The Los Angeles Times reports on this bright future for the E-book.
He doesn't have a dog-eared copy of the children's classic, though. Skye, who lives in Agoura Hills, Calif., often reads on his computer, pressing the arrow button when he wants to turn a page. Sometimes the characters move around on the screen like animated cartoons on TV. If he wants, Skye can have the computer read a book to him while he's curled up in bed.Listen to these statistics:
Electronic-book sales increased 73 percent in October compared with the same month last year, according to the Association of American Publishers, while sales of adult paperbacks decreased 23 percent and children's paperbacks decreased 14.8 percent.Publishers and business are now focusing on the kid lit market via the digital world. They’re not totally abandoning the print world, mind you, but they recognize that today’s kids have grown up with technology and are comfortable using it. They also know there is money to be made in this form.

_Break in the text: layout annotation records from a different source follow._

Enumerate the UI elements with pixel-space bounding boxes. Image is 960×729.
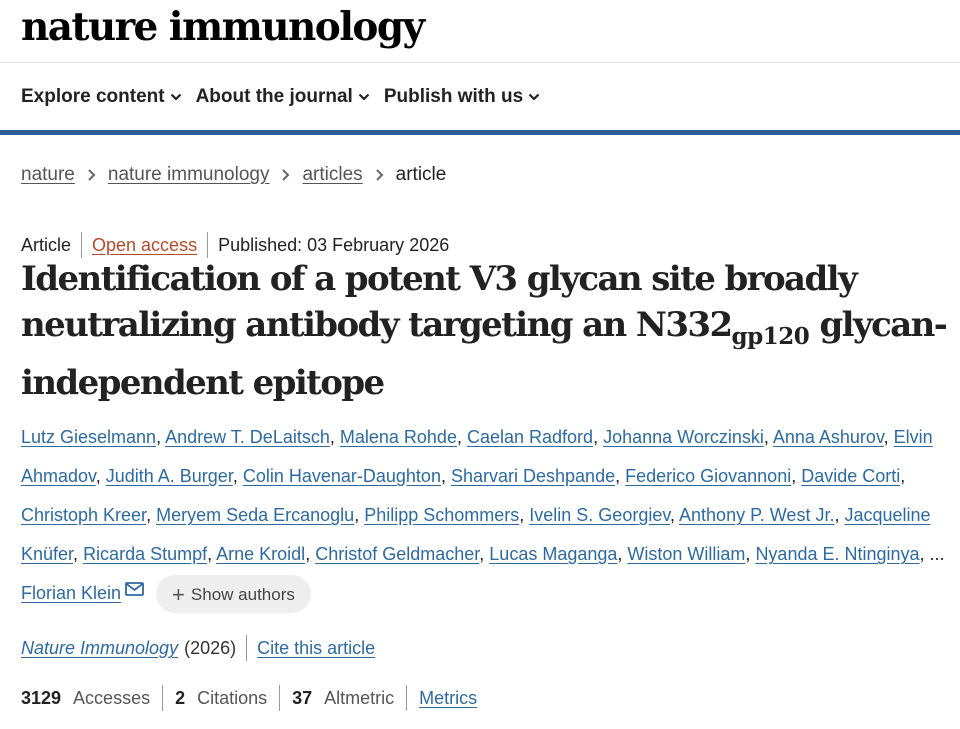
author-link[interactable]: Anna Ashurov — [773, 427, 884, 447]
nav-about-journal[interactable]: About the journal — [196, 84, 370, 110]
accent-bar — [0, 130, 960, 135]
corresponding-author-link[interactable]: Florian Klein — [21, 583, 121, 603]
divider — [162, 685, 164, 711]
author-link[interactable]: Lutz Gieselmann — [21, 427, 156, 447]
cite-article-link[interactable]: Cite this article — [257, 635, 375, 661]
authors-ellipsis: ... — [929, 544, 945, 564]
nav-item-label: Publish with us — [383, 86, 524, 107]
divider — [207, 232, 209, 258]
article-title: Identification of a potent V3 glycan sit… — [21, 256, 951, 406]
breadcrumb-link-articles[interactable]: articles — [302, 162, 362, 188]
email-icon[interactable] — [125, 582, 144, 596]
chevron-right-icon — [282, 169, 290, 181]
citations-count: 2 — [175, 688, 186, 708]
author-link[interactable]: Anthony P. West Jr. — [679, 505, 834, 525]
author-link[interactable]: Federico Giovannoni — [625, 466, 791, 486]
author-link[interactable]: Sharvari Deshpande — [451, 466, 615, 486]
article-metrics: 3129 Accesses 2 Citations 37 Altmetric M… — [21, 685, 477, 711]
chevron-right-icon — [88, 169, 96, 181]
main-nav: Explore content About the journal Publis… — [21, 84, 554, 110]
chevron-down-icon — [528, 93, 540, 101]
article-meta: Article Open access Published: 03 Februa… — [21, 232, 449, 258]
author-link[interactable]: Andrew T. DeLaitsch — [165, 427, 330, 447]
nav-publish-with-us[interactable]: Publish with us — [384, 84, 540, 110]
divider — [81, 232, 83, 258]
breadcrumb-link-journal[interactable]: nature immunology — [108, 162, 270, 188]
author-link[interactable]: Lucas Maganga — [489, 544, 617, 564]
author-link[interactable]: Arne Kroidl — [216, 544, 305, 564]
metrics-link[interactable]: Metrics — [419, 685, 477, 711]
author-list: Lutz Gieselmann, Andrew T. DeLaitsch, Ma… — [21, 418, 951, 614]
journal-link[interactable]: Nature Immunology — [21, 635, 178, 661]
author-link[interactable]: Judith A. Burger — [106, 466, 233, 486]
divider — [406, 685, 408, 711]
journal-logo[interactable]: nature immunology — [21, 2, 425, 52]
nav-explore-content[interactable]: Explore content — [21, 84, 182, 110]
accesses-count: 3129 — [21, 688, 62, 708]
divider — [246, 635, 248, 661]
author-link[interactable]: Colin Havenar-Daughton — [243, 466, 441, 486]
author-link[interactable]: Johanna Worczinski — [603, 427, 764, 447]
accesses-label: Accesses — [73, 688, 151, 708]
altmetric-count: 37 — [292, 688, 313, 708]
author-link[interactable]: Wiston William — [627, 544, 745, 564]
chevron-down-icon — [170, 93, 181, 101]
breadcrumb: nature nature immunology articles articl… — [21, 162, 446, 188]
author-link[interactable]: Davide Corti — [801, 466, 900, 486]
chevron-right-icon — [375, 169, 384, 181]
divider — [279, 685, 281, 711]
author-link[interactable]: Ricarda Stumpf — [83, 544, 207, 564]
author-link[interactable]: Ivelin S. Georgiev — [529, 505, 670, 525]
article-type: Article — [21, 235, 72, 255]
author-link[interactable]: Meryem Seda Ercanoglu — [156, 505, 354, 525]
altmetric-label: Altmetric — [324, 688, 395, 708]
show-authors-button[interactable]: + Show authors — [156, 575, 311, 614]
show-authors-label: Show authors — [190, 584, 295, 604]
publication-year: (2026) — [184, 638, 237, 658]
citation-line: Nature Immunology (2026) Cite this artic… — [21, 635, 375, 661]
breadcrumb-current: article — [395, 164, 447, 185]
author-link[interactable]: Philipp Schommers — [364, 505, 519, 525]
citations-label: Citations — [197, 688, 268, 708]
published-date: Published: 03 February 2026 — [218, 235, 450, 255]
chevron-down-icon — [358, 93, 370, 101]
plus-icon: + — [172, 581, 185, 607]
author-link[interactable]: Christoph Kreer — [21, 505, 146, 525]
nav-item-label: Explore content — [21, 86, 165, 107]
breadcrumb-link-nature[interactable]: nature — [21, 162, 75, 188]
open-access-link[interactable]: Open access — [92, 232, 197, 258]
title-subscript: gp120 — [731, 322, 810, 350]
author-link[interactable]: Nyanda E. Ntinginya — [755, 544, 919, 564]
nav-item-label: About the journal — [195, 86, 353, 107]
author-link[interactable]: Malena Rohde — [340, 427, 457, 447]
author-link[interactable]: Caelan Radford — [467, 427, 593, 447]
author-link[interactable]: Christof Geldmacher — [315, 544, 479, 564]
nav-divider — [0, 62, 960, 63]
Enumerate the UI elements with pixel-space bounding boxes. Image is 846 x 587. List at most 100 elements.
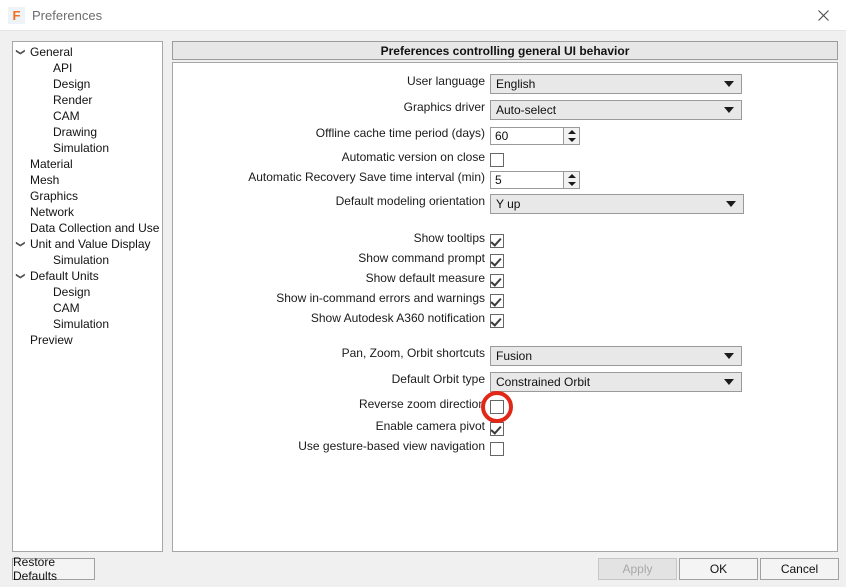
spinner-stepper[interactable] [563,128,579,144]
combobox-default-modeling-orientation[interactable]: Y up [490,194,744,214]
sidebar-item-label: Design [53,77,91,91]
sidebar-item-mesh[interactable]: Mesh [13,172,162,188]
field-label-show-autodesk-a360-notification: Show Autodesk A360 notification [310,311,485,325]
sidebar-item-design[interactable]: Design [13,76,162,92]
field-label-default-modeling-orientation: Default modeling orientation [335,194,485,208]
chevron-down-icon[interactable] [726,201,736,207]
caret-up-icon[interactable] [567,174,576,178]
panel-header: Preferences controlling general UI behav… [172,41,838,60]
sidebar-item-simulation[interactable]: Simulation [13,252,162,268]
sidebar-item-label: Simulation [53,253,110,267]
sidebar-item-label: Drawing [53,125,98,139]
sidebar-item-material[interactable]: Material [13,156,162,172]
chevron-down-icon[interactable]: ❯ [13,268,29,284]
field-label-default-orbit-type: Default Orbit type [391,372,485,386]
preferences-form-panel: User language Graphics driver Offline cach… [172,62,838,552]
sidebar-item-label: Mesh [30,173,60,187]
caret-up-icon[interactable] [567,130,576,134]
sidebar-item-label: Unit and Value Display [30,237,151,251]
field-label-reverse-zoom-direction: Reverse zoom direction [358,397,485,411]
field-label-graphics-driver: Graphics driver [403,100,485,114]
title-bar: F Preferences [0,0,846,31]
chevron-down-icon[interactable] [724,81,734,87]
combobox-graphics-driver[interactable]: Auto-select [490,100,742,120]
sidebar-item-label: Simulation [53,141,110,155]
field-label-automatic-version-on-close: Automatic version on close [341,150,485,164]
sidebar-item-label: Default Units [30,269,99,283]
sidebar-item-network[interactable]: Network [13,204,162,220]
sidebar-item-render[interactable]: Render [13,92,162,108]
sidebar-item-simulation[interactable]: Simulation [13,316,162,332]
sidebar-item-preview[interactable]: Preview [13,332,162,348]
restore-defaults-button[interactable]: Restore Defaults [12,555,95,583]
checkbox-show-autodesk-a360-notification[interactable] [490,314,504,328]
sidebar-item-label: Render [53,93,93,107]
checkbox-show-default-measure[interactable] [490,274,504,288]
cancel-button[interactable]: Cancel [760,558,839,580]
spinner-automatic-recovery-save-time-interval-min[interactable]: 5 [490,171,580,189]
sidebar-item-label: CAM [53,301,80,315]
sidebar-item-cam[interactable]: CAM [13,108,162,124]
field-label-automatic-recovery-save-time-interval-min: Automatic Recovery Save time interval (m… [248,170,485,184]
sidebar-item-label: Design [53,285,91,299]
ok-button[interactable]: OK [679,558,758,580]
checkbox-show-command-prompt[interactable] [490,254,504,268]
sidebar-item-unit-and-value-display[interactable]: ❯ Unit and Value Display [13,236,162,252]
field-label-show-in-command-errors-and-warnings: Show in-command errors and warnings [276,291,485,305]
sidebar-item-api[interactable]: API [13,60,162,76]
checkbox-use-gesture-based-view-navigation[interactable] [490,442,504,456]
field-label-show-default-measure: Show default measure [365,271,485,285]
chevron-down-icon[interactable]: ❯ [13,44,29,60]
combobox-value: Y up [496,197,521,211]
checkbox-show-tooltips[interactable] [490,234,504,248]
checkbox-automatic-version-on-close[interactable] [490,153,504,167]
field-label-show-command-prompt: Show command prompt [358,251,485,265]
spinner-stepper[interactable] [563,172,579,188]
chevron-down-icon[interactable] [724,353,734,359]
field-label-show-tooltips: Show tooltips [413,231,485,245]
sidebar-item-default-units[interactable]: ❯ Default Units [13,268,162,284]
apply-button[interactable]: Apply [598,558,677,580]
field-label-user-language: User language [406,74,485,88]
combobox-value: Fusion [496,349,533,363]
sidebar-item-label: General [30,45,73,59]
combobox-user-language[interactable]: English [490,74,742,94]
field-label-enable-camera-pivot: Enable camera pivot [375,419,485,433]
combobox-value: English [496,77,536,91]
sidebar-item-label: API [53,61,73,75]
close-icon[interactable] [800,0,846,31]
chevron-down-icon[interactable]: ❯ [13,236,29,252]
sidebar-item-label: Material [30,157,73,171]
fusion-f-icon: F [8,7,25,24]
field-label-use-gesture-based-view-navigation: Use gesture-based view navigation [298,439,485,453]
sidebar-item-graphics[interactable]: Graphics [13,188,162,204]
caret-down-icon[interactable] [567,138,576,142]
checkbox-reverse-zoom-direction[interactable] [490,400,504,414]
fusion-f-glyph: F [12,8,21,23]
checkbox-show-in-command-errors-and-warnings[interactable] [490,294,504,308]
preferences-category-tree[interactable]: ❯ General API Design Render CAM Drawing Simulat… [12,41,163,552]
sidebar-item-label: CAM [53,109,80,123]
sidebar-item-label: Network [30,205,75,219]
field-label-offline-cache-time-period-days: Offline cache time period (days) [315,126,485,140]
sidebar-item-data-collection-and-use[interactable]: Data Collection and Use [13,220,162,236]
sidebar-item-label: Simulation [53,317,110,331]
sidebar-item-drawing[interactable]: Drawing [13,124,162,140]
chevron-down-icon[interactable] [724,107,734,113]
sidebar-item-cam[interactable]: CAM [13,300,162,316]
spinner-value: 60 [495,129,509,143]
sidebar-item-simulation[interactable]: Simulation [13,140,162,156]
restore-defaults-label: Restore Defaults [13,555,58,583]
sidebar-item-design[interactable]: Design [13,284,162,300]
combobox-default-orbit-type[interactable]: Constrained Orbit [490,372,742,392]
apply-label: Apply [622,562,653,576]
caret-down-icon[interactable] [567,182,576,186]
combobox-pan-zoom-orbit-shortcuts[interactable]: Fusion [490,346,742,366]
window-title: Preferences [32,8,103,23]
checkbox-enable-camera-pivot[interactable] [490,422,504,436]
cancel-label: Cancel [780,562,819,576]
spinner-offline-cache-time-period-days[interactable]: 60 [490,127,580,145]
sidebar-item-general[interactable]: ❯ General [13,44,162,60]
panel-header-label: Preferences controlling general UI behav… [380,43,630,58]
chevron-down-icon[interactable] [724,379,734,385]
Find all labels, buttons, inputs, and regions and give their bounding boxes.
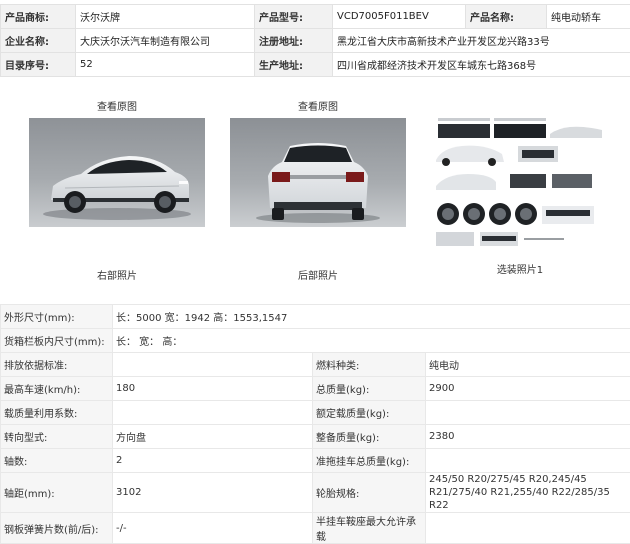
- cargo-box-label: 货箱栏板内尺寸(mm):: [1, 329, 113, 353]
- dimensions-value: 长：5000 宽：1942 高：1553,1547: [113, 305, 630, 329]
- photo-optional: 查看原图: [430, 92, 610, 276]
- photo-gallery: 查看原图: [0, 92, 630, 292]
- optional-collage-photo[interactable]: [432, 114, 608, 249]
- registered-address-value: 黑龙江省大庆市高新技术产业开发区龙兴路33号: [333, 29, 630, 53]
- axle-count-label: 轴数:: [1, 449, 113, 473]
- trailer-mass-value: [426, 449, 630, 473]
- caption-right: 右部照片: [27, 267, 207, 282]
- wheelbase-label: 轴距(mm):: [1, 473, 113, 513]
- load-factor-value: [113, 401, 313, 425]
- steering-value: 方向盘: [113, 425, 313, 449]
- car-side-photo[interactable]: [29, 118, 205, 227]
- spec-row: 转向型式: 方向盘 整备质量(kg): 2380: [1, 425, 630, 449]
- model-label: 产品型号:: [255, 5, 333, 29]
- wheelbase-value: 3102: [113, 473, 313, 513]
- catalog-no-label: 目录序号:: [1, 53, 76, 77]
- curb-mass-value: 2380: [426, 425, 630, 449]
- caption-rear: 后部照片: [228, 267, 408, 282]
- spec-row: 钢板弹簧片数(前/后): -/- 半挂车鞍座最大允许承载: [1, 513, 630, 544]
- brand-value: 沃尔沃牌: [76, 5, 255, 29]
- steering-label: 转向型式:: [1, 425, 113, 449]
- model-value: VCD7005F011BEV: [333, 5, 466, 29]
- optional-collage-illustration: [432, 114, 608, 249]
- product-name-label: 产品名称:: [466, 5, 547, 29]
- fuel-type-label: 燃料种类:: [313, 353, 426, 377]
- product-name-value: 纯电动轿车: [547, 5, 630, 29]
- total-mass-label: 总质量(kg):: [313, 377, 426, 401]
- brand-label: 产品商标:: [1, 5, 76, 29]
- curb-mass-label: 整备质量(kg):: [313, 425, 426, 449]
- company-value: 大庆沃尔沃汽车制造有限公司: [76, 29, 255, 53]
- max-speed-label: 最高车速(km/h):: [1, 377, 113, 401]
- car-rear-illustration: [230, 118, 406, 227]
- cargo-box-value: 长： 宽： 高：: [113, 329, 630, 353]
- rated-load-value: [426, 401, 630, 425]
- tire-spec-label: 轮胎规格:: [313, 473, 426, 513]
- emission-standard-value: [113, 353, 313, 377]
- spec-row: 最高车速(km/h): 180 总质量(kg): 2900: [1, 377, 630, 401]
- info-row: 产品商标: 沃尔沃牌 产品型号: VCD7005F011BEV 产品名称: 纯电…: [1, 5, 630, 29]
- spec-row: 载质量利用系数: 额定载质量(kg):: [1, 401, 630, 425]
- specification-table: 外形尺寸(mm): 长：5000 宽：1942 高：1553,1547 货箱栏板…: [0, 304, 630, 544]
- production-address-value: 四川省成都经济技术开发区车城东七路368号: [333, 53, 630, 77]
- leaf-spring-value: -/-: [113, 513, 313, 544]
- caption-optional: 选装照片1: [430, 261, 610, 276]
- rated-load-label: 额定载质量(kg):: [313, 401, 426, 425]
- fuel-type-value: 纯电动: [426, 353, 630, 377]
- info-row: 企业名称: 大庆沃尔沃汽车制造有限公司 注册地址: 黑龙江省大庆市高新技术产业开…: [1, 29, 630, 53]
- car-side-illustration: [29, 118, 205, 227]
- saddle-load-value: [426, 513, 630, 544]
- registered-address-label: 注册地址:: [255, 29, 333, 53]
- emission-standard-label: 排放依据标准:: [1, 353, 113, 377]
- trailer-mass-label: 准拖挂车总质量(kg):: [313, 449, 426, 473]
- spec-row: 轴距(mm): 3102 轮胎规格: 245/50 R20/275/45 R20…: [1, 473, 630, 513]
- info-row: 目录序号: 52 生产地址: 四川省成都经济技术开发区车城东七路368号: [1, 53, 630, 77]
- spec-row: 外形尺寸(mm): 长：5000 宽：1942 高：1553,1547: [1, 305, 630, 329]
- catalog-no-value: 52: [76, 53, 255, 77]
- production-address-label: 生产地址:: [255, 53, 333, 77]
- company-label: 企业名称:: [1, 29, 76, 53]
- spec-row: 轴数: 2 准拖挂车总质量(kg):: [1, 449, 630, 473]
- axle-count-value: 2: [113, 449, 313, 473]
- view-original-link-rear[interactable]: 查看原图: [228, 92, 408, 118]
- load-factor-label: 载质量利用系数:: [1, 401, 113, 425]
- car-rear-photo[interactable]: [230, 118, 406, 227]
- product-info-table: 产品商标: 沃尔沃牌 产品型号: VCD7005F011BEV 产品名称: 纯电…: [0, 4, 630, 77]
- max-speed-value: 180: [113, 377, 313, 401]
- dimensions-label: 外形尺寸(mm):: [1, 305, 113, 329]
- tire-spec-value: 245/50 R20/275/45 R20,245/45 R21/275/40 …: [426, 473, 630, 513]
- photo-rear: 查看原图: [228, 92, 408, 282]
- photo-right: 查看原图: [27, 92, 207, 282]
- spec-row: 货箱栏板内尺寸(mm): 长： 宽： 高：: [1, 329, 630, 353]
- spec-row: 排放依据标准: 燃料种类: 纯电动: [1, 353, 630, 377]
- total-mass-value: 2900: [426, 377, 630, 401]
- view-original-link-right[interactable]: 查看原图: [27, 92, 207, 118]
- leaf-spring-label: 钢板弹簧片数(前/后):: [1, 513, 113, 544]
- saddle-load-label: 半挂车鞍座最大允许承载: [313, 513, 426, 544]
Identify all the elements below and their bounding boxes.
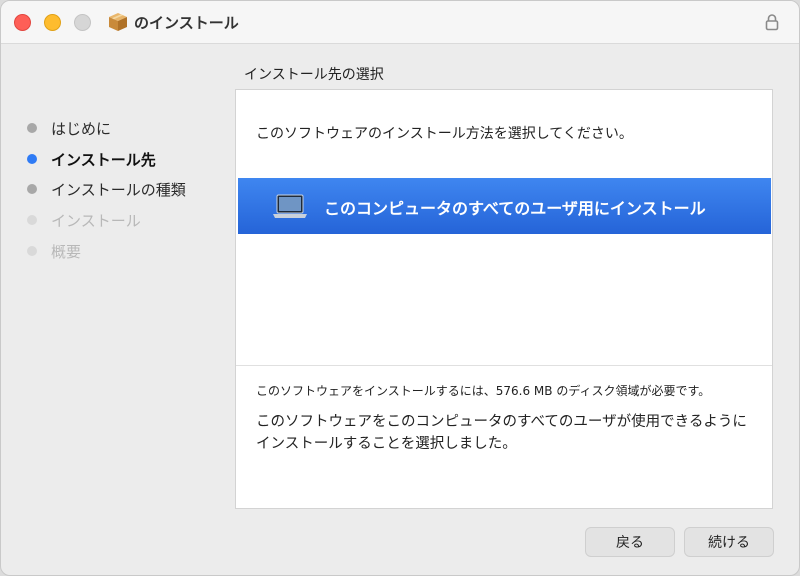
step-status-dot bbox=[27, 215, 37, 225]
back-button[interactable]: 戻る bbox=[585, 527, 675, 557]
laptop-icon bbox=[273, 194, 307, 218]
install-for-all-users-option[interactable]: このコンピュータのすべてのユーザ用にインストール bbox=[238, 178, 771, 234]
title-bar: のインストール bbox=[1, 1, 799, 44]
installer-window: のインストール はじめに インストール先 インストールの種類 インストール 概要… bbox=[0, 0, 800, 576]
step-status-dot bbox=[27, 184, 37, 194]
step-status-dot bbox=[27, 246, 37, 256]
step-label: インストール先 bbox=[51, 150, 156, 169]
option-label: このコンピュータのすべてのユーザ用にインストール bbox=[324, 199, 706, 218]
step-label: 概要 bbox=[51, 242, 82, 261]
steps-sidebar: はじめに インストール先 インストールの種類 インストール 概要 bbox=[1, 44, 231, 575]
minimize-window-button[interactable] bbox=[44, 14, 61, 31]
step-destination: インストール先 bbox=[27, 148, 156, 170]
window-title: のインストール bbox=[134, 14, 239, 32]
step-summary: 概要 bbox=[27, 240, 81, 262]
step-installation: インストール bbox=[27, 209, 141, 231]
package-icon bbox=[109, 13, 127, 31]
section-title: インストール先の選択 bbox=[244, 67, 384, 83]
step-installation-type: インストールの種類 bbox=[27, 178, 186, 200]
zoom-window-button[interactable] bbox=[74, 14, 91, 31]
divider bbox=[236, 365, 772, 366]
continue-button[interactable]: 続ける bbox=[684, 527, 774, 557]
destination-panel: このソフトウェアのインストール方法を選択してください。 このコンピュータのすべて… bbox=[235, 89, 773, 509]
step-status-dot bbox=[27, 154, 37, 164]
close-window-button[interactable] bbox=[14, 14, 31, 31]
lock-icon bbox=[765, 14, 779, 31]
selection-description: このソフトウェアをこのコンピュータのすべてのユーザが使用できるようにインストール… bbox=[256, 414, 747, 452]
step-label: はじめに bbox=[51, 119, 112, 138]
step-label: インストールの種類 bbox=[51, 180, 186, 199]
step-introduction: はじめに bbox=[27, 117, 111, 139]
step-status-dot bbox=[27, 123, 37, 133]
install-method-prompt: このソフトウェアのインストール方法を選択してください。 bbox=[256, 126, 633, 142]
disk-space-note: このソフトウェアをインストールするには、576.6 MB のディスク領域が必要で… bbox=[256, 384, 711, 398]
step-label: インストール bbox=[51, 211, 141, 230]
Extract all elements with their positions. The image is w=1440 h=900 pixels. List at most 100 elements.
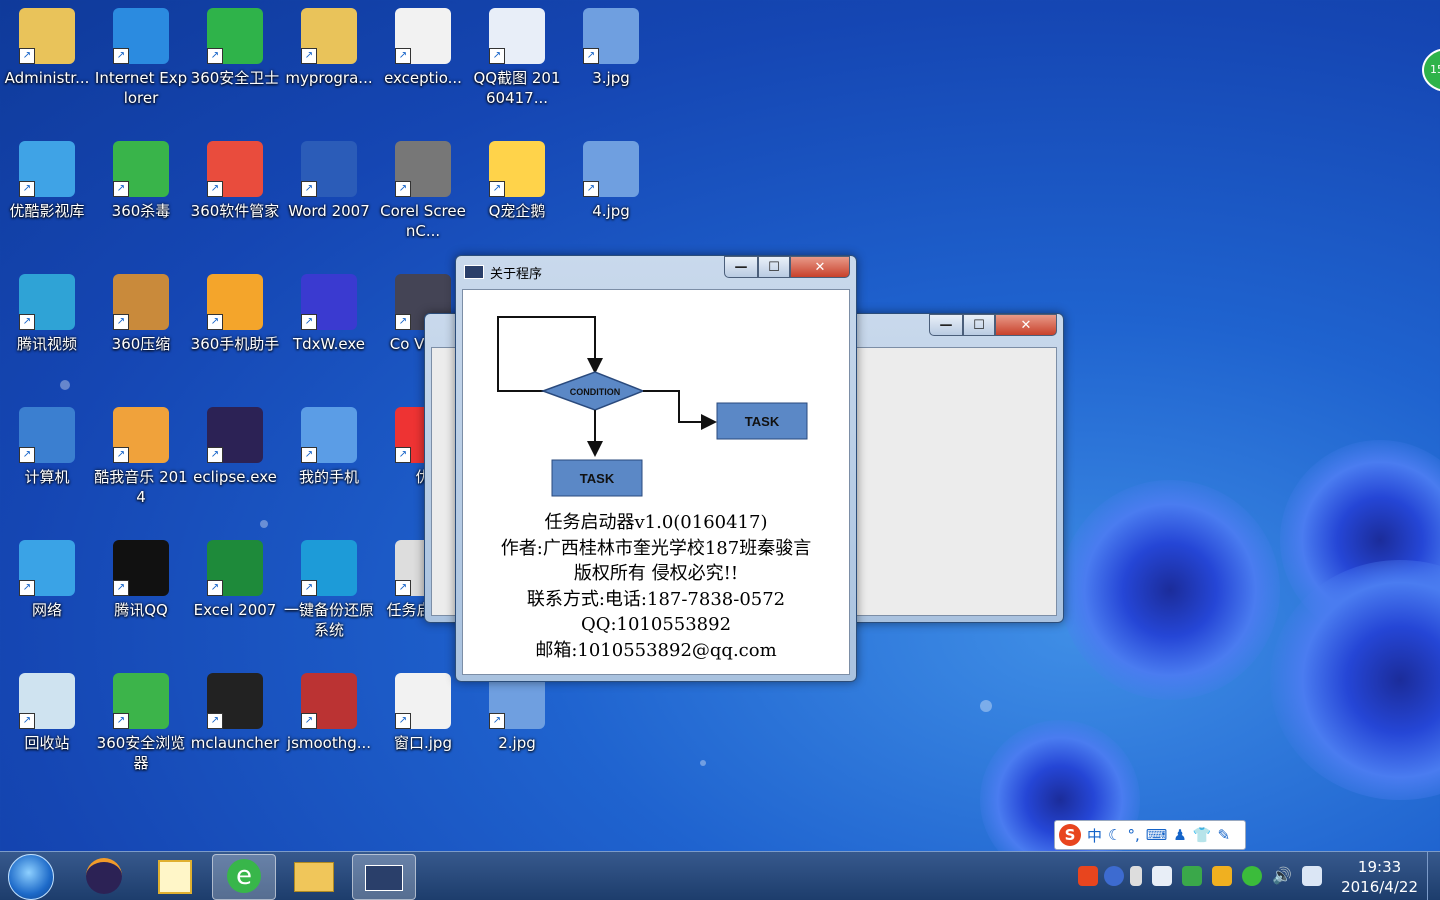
shortcut-arrow-icon: ↗	[19, 447, 35, 463]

In any case, with the publishing industry weak, digital books are unlikely to go away because they are generating revenue. With digital books, there are no shipping, printing or return costs -- which eat into profits. The sector is Random House's fastest growing, and the publishing behemoth recently announced that it was nearly doubling the number of digital books available.We’ll have to wait and see how print and e-books survive in the future. Surely, they both will. As more and more of the youngest generation today grow up, there very well could be a major shift in reading habits, though.